Formazione, assistenza ed estensione del servizio: tre fasi danno vita al progetto Donne a colori – libere dalla violenza dell’associazione Thamaia all’ospedale Vittorio Emanuele. La onlus – che dal 2003 gestisce a Catania un centro antiviolenza per donne vittime di maltrattamenti – ha deciso di estendere il proprio servizio anche alle migranti, creando uno specifico sportello. L’inaugurazione è fissata per domani mattina nel padiglione 10 B del nosocomio. Un punto di riferimento che sarà attivo lunedì e venerdì dalle 9 alle 13, contestualmente a un numero di telefono (3923121823) deputato all’ascolto. A spiegare a MeridioNews caratteristiche e finalità del programma è la coordinatrice Anna Agosta.
«Dai dati Istat aggiornati a luglio 2014 risulta che solo il dieci per cento delle richieste di aiuto indirizzate al servizio nazionale antiviolenza proviene da donne straniere. Queste persone, però, subirebbero violenza in proporzione maggiore (53,8 per cento) rispetto alle italiane (34,6 per cento)», spiega Agosta.
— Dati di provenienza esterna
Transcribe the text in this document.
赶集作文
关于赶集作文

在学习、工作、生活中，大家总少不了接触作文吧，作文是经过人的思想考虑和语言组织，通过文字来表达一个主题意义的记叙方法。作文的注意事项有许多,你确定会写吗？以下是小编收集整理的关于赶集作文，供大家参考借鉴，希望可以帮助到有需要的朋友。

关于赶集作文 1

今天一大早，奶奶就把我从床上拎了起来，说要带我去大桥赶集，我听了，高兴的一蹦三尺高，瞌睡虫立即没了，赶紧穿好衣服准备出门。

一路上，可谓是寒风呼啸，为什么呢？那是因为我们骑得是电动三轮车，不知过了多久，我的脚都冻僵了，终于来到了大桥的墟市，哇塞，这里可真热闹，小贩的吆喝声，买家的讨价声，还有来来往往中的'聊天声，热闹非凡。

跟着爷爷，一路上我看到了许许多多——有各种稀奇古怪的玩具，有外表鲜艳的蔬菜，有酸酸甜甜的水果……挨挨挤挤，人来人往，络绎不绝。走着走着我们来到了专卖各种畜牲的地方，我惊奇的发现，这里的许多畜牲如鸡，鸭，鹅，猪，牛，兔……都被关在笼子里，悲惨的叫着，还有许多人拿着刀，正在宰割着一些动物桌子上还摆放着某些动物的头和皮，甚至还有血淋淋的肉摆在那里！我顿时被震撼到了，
Che considera quei dati il punto di partenza di una riflessione che presto si sposta dal piano nazionale a quello locale. «Solo il nove per cento delle donne migranti presenti nella provincia di Catania si rivolge al servizio, pur rappresentando il 53 per cento della popolazione straniera», precisa la coordinatrice.
Un dato allarmante che ha spinto i componenti dell’associazione a cercarne le cause con l’obiettivo di studiare un’adeguata strategia. «Nonostante la presenza di campagne di sensibilizzazione, c’è un problema di accesso alle informazioni da parte delle migranti – spiega Agosta -. A questo si aggiunge una scarsa consapevolezza dei propri diritti: molte donne subiscono violenza ma non la percepiscono come tale». Da qui l’idea dello sportello al Vittorio Emanuele, dove verrà sempre garantita la presenza di una mediatrice culturale e di un numero di cellulare al quale potersi rivolgere per ogni tipo di assistenza. Un risultato che è il frutto di un lungo e articolato percorso sviluppato attraverso tre fasi.
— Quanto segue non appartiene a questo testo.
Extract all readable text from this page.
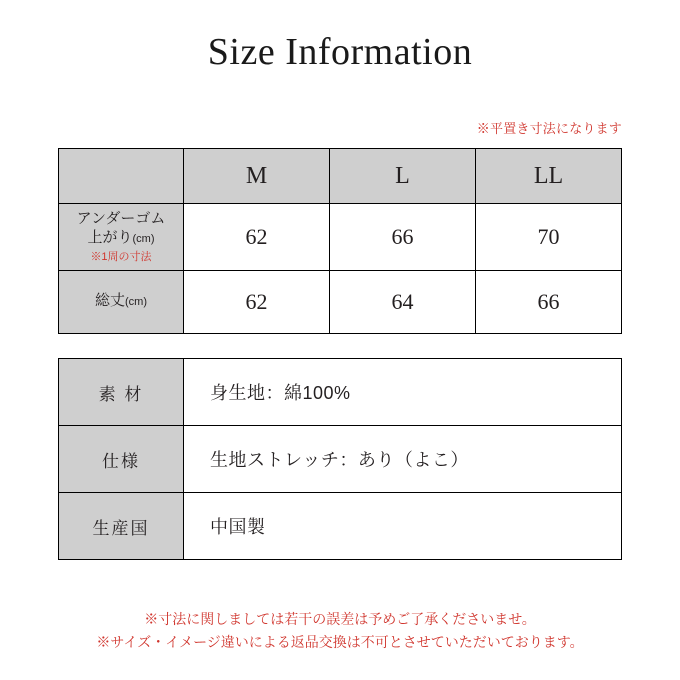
Size Information
※平置き寸法になります
	M	L	LL
アンダーゴム
上がり(cm)
※1周の寸法	62	66	70
総丈(cm)	62	64	66
素 材	身生地：綿100%
仕様	生地ストレッチ：あり（よこ）
生産国	中国製
※寸法に関しましては若干の誤差は予めご了承くださいませ。
※サイズ・イメージ違いによる返品交換は不可とさせていただいております。
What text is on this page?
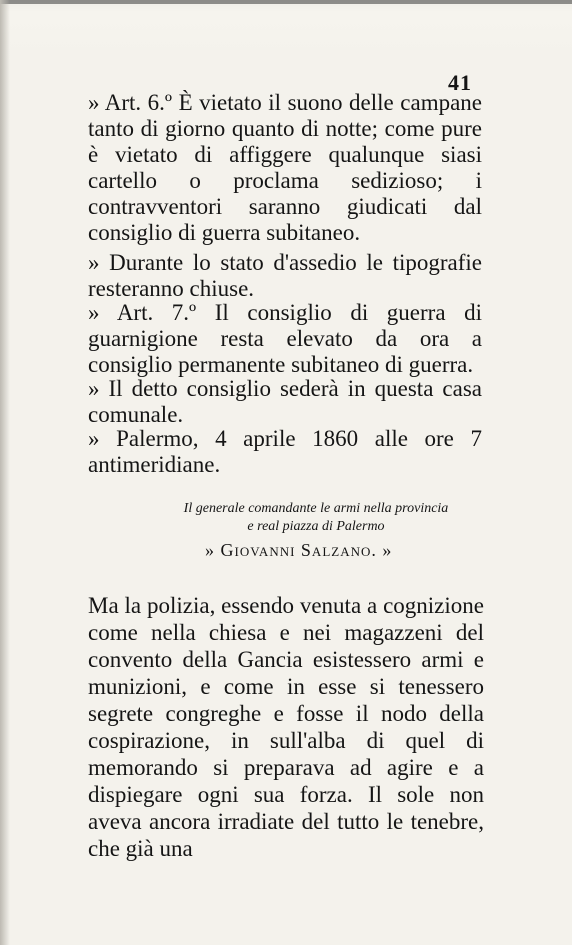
41

» Art. 6.º È vietato il suono delle campane tanto di giorno quanto di notte; come pure è vietato di affiggere qualunque siasi cartello o proclama sedizioso; i contravventori saranno giudicati dal consiglio di guerra subitaneo.

» Durante lo stato d'assedio le tipografie resteranno chiuse.

» Art. 7.º Il consiglio di guerra di guarnigione resta elevato da ora a consiglio permanente subitaneo di guerra.

» Il detto consiglio sederà in questa casa comunale.

» Palermo, 4 aprile 1860 alle ore 7 antimeridiane.

Il generale comandante le armi nella provincia
e real piazza di Palermo
» Giovanni Salzano. »

Ma la polizia, essendo venuta a cognizione come nella chiesa e nei magazzeni del convento della Gancia esistessero armi e munizioni, e come in esse si tenessero segrete congreghe e fosse il nodo della cospirazione, in sull'alba di quel di memorando si preparava ad agire e a dispiegare ogni sua forza. Il sole non aveva ancora irradiate del tutto le tenebre, che già una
«Dapprima abbiamo chiesto la collaborazione di associazioni che si occupano di migranti, abbiamo attivato un corso di formazione per gli operatori del settore sul tema della violenza di genere, poi – prosegue Agosta – abbiamo deciso di aprile lo sportello all’interno di un ospedale». La scelta in questo caso non è stata casuale poiché «la prima esigenza di una donna extracomunitaria è l’assistenza sanitaria e la nostra presenza nella struttura può favorire un primo contatto con le donne che subiscono violenza», racconta Agosta. Che precisa come l’ultima fase dell’idea sia stata la volontà di implementare la rete antiviolenza della onlus, grazie ad agenzie che si occupano di immigrazione.
Una collaborazione definita da Agosta uno «strumento privilegiato per aggiornare gli operatori e le operatrici del settore e sviluppare strategie sempre più efficaci di contrasto alla violenza». Il progetto, però, ha dovuto fare i conti anche con gli aspetti economici. Anche perché da anni ormai i centri antiviolenza sarebbero oggetto di tagli da parte degli enti locali e del governo centrale. «Ringrazio la Chiesa valdese perché è l’unica che finanzia il nostro progetto. Grazie ai suoi componenti – conclude Agosta – siamo riusciti a tenere aperto il centro Thamaia e oggi abbiamo potuto avviare questo nuovo progetto che proseguirà anche su base volontaria».